The problem is that the line width is reported as 100 px length, since the width of the page is 400px. The position of each word inside line it's norrowed inside 100px.
I mention that in Acrobat Reader this lines with problems are displayed correctly with ~ 380 px in length.
For some pages, the information is located correctly but for another ones not. The page 21 is with problem.
If anybody can help me I will thank him in advance.
Thanks for sending in the file. I've given it a good look and think I've identified the problem.
We've been seeing more and more PDF's that are generated like this one where the original scan is visible but an OCR technology was used to write out a layer for text extraction.
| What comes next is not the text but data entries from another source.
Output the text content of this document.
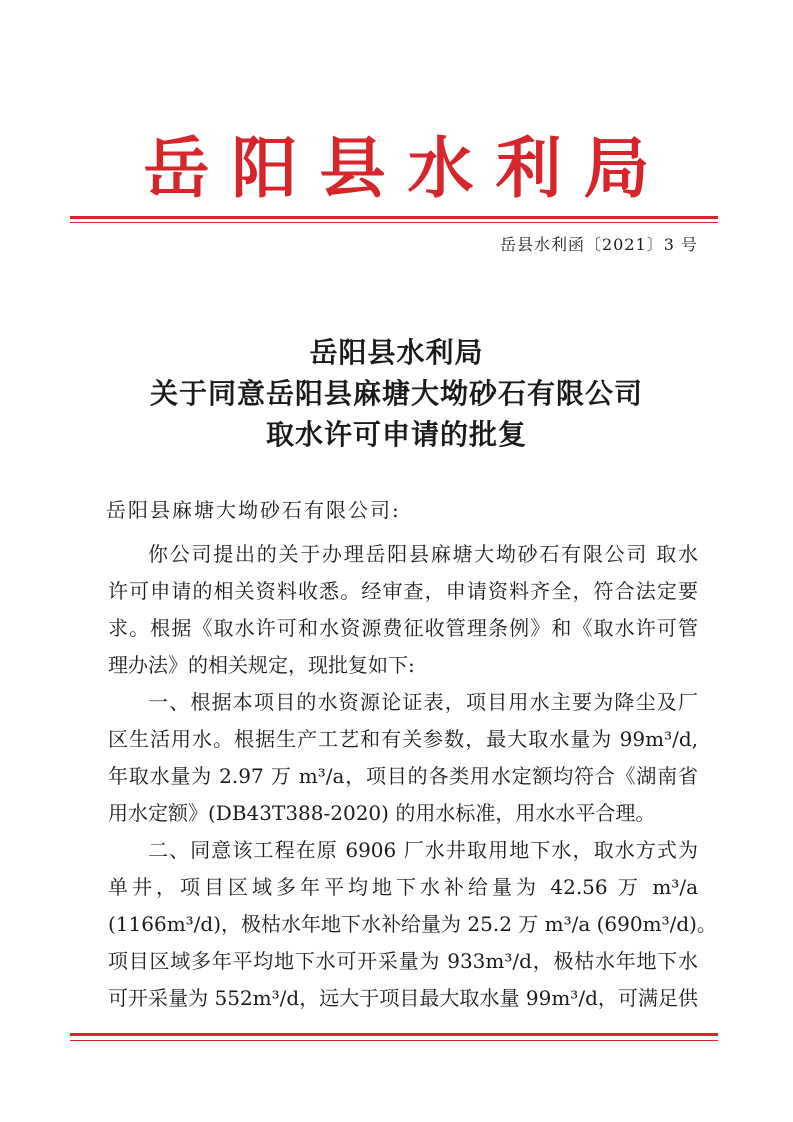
岳阳县水利局
岳县水利函〔2021〕3 号
岳阳县水利局
关于同意岳阳县麻塘大坳砂石有限公司
取水许可申请的批复
岳阳县麻塘大坳砂石有限公司:
你公司提出的关于办理岳阳县麻塘大坳砂石有限公司 取水
许可申请的相关资料收悉。经审查，申请资料齐全，符合法定要
求。根据《取水许可和水资源费征收管理条例》和《取水许可管
理办法》的相关规定，现批复如下:
一、根据本项目的水资源论证表，项目用水主要为降尘及厂
区生活用水。根据生产工艺和有关参数，最大取水量为 99m³/d,
年取水量为 2.97 万 m³/a，项目的各类用水定额均符合《湖南省
用水定额》(DB43T388-2020) 的用水标准，用水水平合理。
二、同意该工程在原 6906 厂水井取用地下水，取水方式为
单井，项目区域多年平均地下水补给量为 42.56 万 m³/a
(1166m³/d)，极枯水年地下水补给量为 25.2 万 m³/a (690m³/d)。
项目区域多年平均地下水可开采量为 933m³/d，极枯水年地下水
可开采量为 552m³/d，远大于项目最大取水量 99m³/d，可满足供
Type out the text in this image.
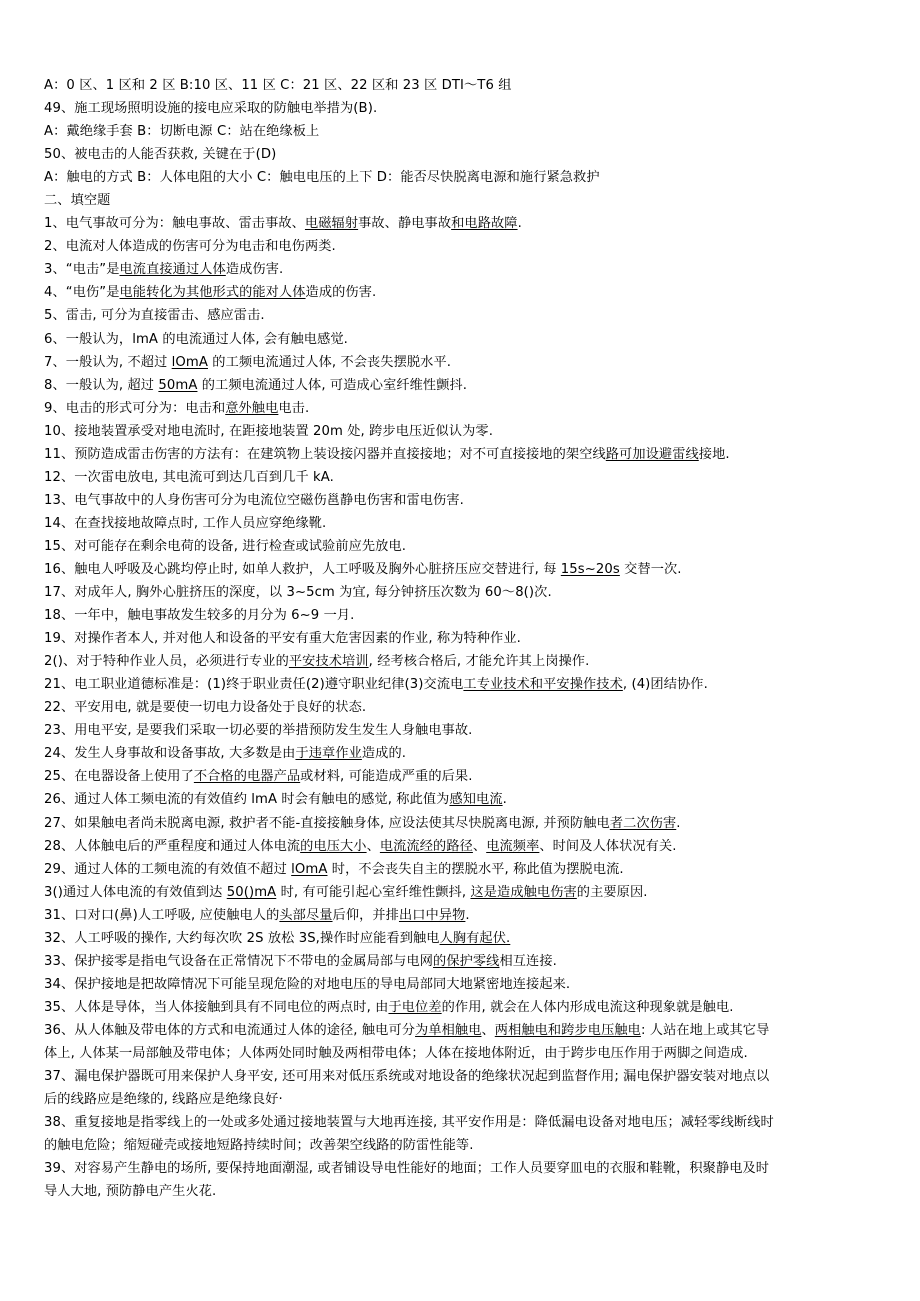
A：0 区、1 区和 2 区 B:10 区、11 区 C：21 区、22 区和 23 区 DTI～T6 组
49、施工现场照明设施的接电应采取的防触电举措为(B).
A：戴绝缘手套 B：切断电源 C：站在绝缘板上
50、被电击的人能否获救, 关键在于(D)
A：触电的方式 B：人体电阻的大小 C：触电电压的上下 D：能否尽快脱离电源和施行紧急救护
二、填空题
1、电气事故可分为：触电事故、雷击事故、电磁辐射事故、静电事故和电路故障.
2、电流对人体造成的伤害可分为电击和电伤两类.
3、“电击”是电流直接通过人体造成伤害.
4、“电伤”是电能转化为其他形式的能对人体造成的伤害.
5、雷击, 可分为直接雷击、感应雷击.
6、一般认为，lmA 的电流通过人体, 会有触电感觉.
7、一般认为, 不超过 lOmA 的工频电流通过人体, 不会丧失摆脱水平.
8、一般认为, 超过 50mA 的工频电流通过人体, 可造成心室纤维性颤抖.
9、电击的形式可分为：电击和意外触电电击.
10、接地装置承受对地电流时, 在距接地装置 20m 处, 跨步电压近似认为零.
11、预防造成雷击伤害的方法有：在建筑物上装设接闪器并直接接地；对不可直接接地的架空线路可加设避雷线接地.
12、一次雷电放电, 其电流可到达几百到几千 kA.
13、电气事故中的人身伤害可分为电流位空磁伤邕静电伤害和雷电伤害.
14、在查找接地故障点时, 工作人员应穿绝缘靴.
15、对可能存在剩余电荷的设备, 进行检查或试验前应先放电.
16、触电人呼吸及心跳均停止时, 如单人救护，人工呼吸及胸外心脏挤压应交替进行, 每 15s~20s 交替一次.
17、对成年人, 胸外心脏挤压的深度，以 3~5cm 为宜, 每分钟挤压次数为 60～8()次.
18、一年中，触电事故发生较多的月分为 6~9 一月.
19、对操作者本人, 并对他人和设备的平安有重大危害因素的作业, 称为特种作业.
2()、对于特种作业人员，必须进行专业的平安技术培训, 经考核合格后, 才能允许其上岗操作.
21、电工职业道德标准是：(1)终于职业责任(2)遵守职业纪律(3)交流电工专业技术和平安操作技术, (4)团结协作.
22、平安用电, 就是要使一切电力设备处于良好的状态.
23、用电平安, 是要我们采取一切必要的举措预防发生发生人身触电事故.
24、发生人身事故和设备事故, 大多数是由于违章作业造成的.
25、在电器设备上使用了不合格的电器产品或材料, 可能造成严重的后果.
26、通过人体工频电流的有效值约 lmA 时会有触电的感觉, 称此值为感知电流.
27、如果触电者尚未脱离电源, 救护者不能-直接接触身体, 应设法使其尽快脱离电源, 并预防触电者二次伤害.
28、人体触电后的严重程度和通过人体电流的电压大小、电流流经的路径、电流频率、时间及人体状况有关.
29、通过人体的工频电流的有效值不超过 lOmA 时，不会丧失自主的摆脱水平, 称此值为摆脱电流.
3()通过人体电流的有效值到达 50()mA 时, 有可能引起心室纤维性颤抖, 这是造成触电伤害的主要原因.
31、口对口(鼻)人工呼吸, 应使触电人的头部尽量后仰，并排出口中异物.
32、人工呼吸的操作, 大约每次吹 2S 放松 3S,操作时应能看到触电人胸有起伏.
33、保护接零是指电气设备在正常情况下不带电的金属局部与电网的保护零线相互连接.
34、保护接地是把故障情况下可能呈现危险的对地电压的导电局部同大地紧密地连接起来.
35、人体是导体，当人体接触到具有不同电位的两点时, 由于电位差的作用, 就会在人体内形成电流这种现象就是触电.
36、从人体触及带电体的方式和电流通过人体的途径, 触电可分为单相触电、两相触电和跨步电压触电: 人站在地上或其它导
体上, 人体某一局部触及带电体；人体两处同时触及两相带电体；人体在接地体附近，由于跨步电压作用于两脚之间造成.
37、漏电保护器既可用来保护人身平安, 还可用来对低压系统或对地设备的绝缘状况起到监督作用; 漏电保护器安装对地点以
后的线路应是绝缘的, 线路应是绝缘良好·
38、重复接地是指零线上的一处或多处通过接地装置与大地再连接, 其平安作用是：降低漏电设备对地电压；减轻零线断线时
的触电危险；缩短碰壳或接地短路持续时间；改善架空线路的防雷性能等.
39、对容易产生静电的场所, 要保持地面潮湿, 或者铺设导电性能好的地面；工作人员要穿皿电的衣服和鞋靴，积聚静电及时
导人大地, 预防静电产生火花.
What seems to be happening is that we are substituting incorrectly the fonts for the OCR layer with a font that doesn't have the same width as the one used to generate the PDF. I've attached a screen shot which introduces an alpha value into the renderting stack so you can see the OCR text behind the image text.
I'm on the road this week but I'll see what I can to get a bug to track this issue as well as a fix.
Hello Patrick and thank you for your response!
You are right, the document was scanned and the text was extracted with OCR. For other pdf-s with the same characteristics everything it's ok but for this one (and other more the same like this one) is this problem with text and image layers which does not mach.
I'm looking forward for your bug fix.
Hello Patrick!
I saw that meantime was released icepdf 4.1 but unfortunately did not fixed my problem yet.
Any chance to be fixed in next release or in another patch?
Thanks a lot!
I've created bug http://jira.icefaces.org/browse/PDF-200 to track this issue. I'll be looking more closely this weekend and will let you know once I figure it out.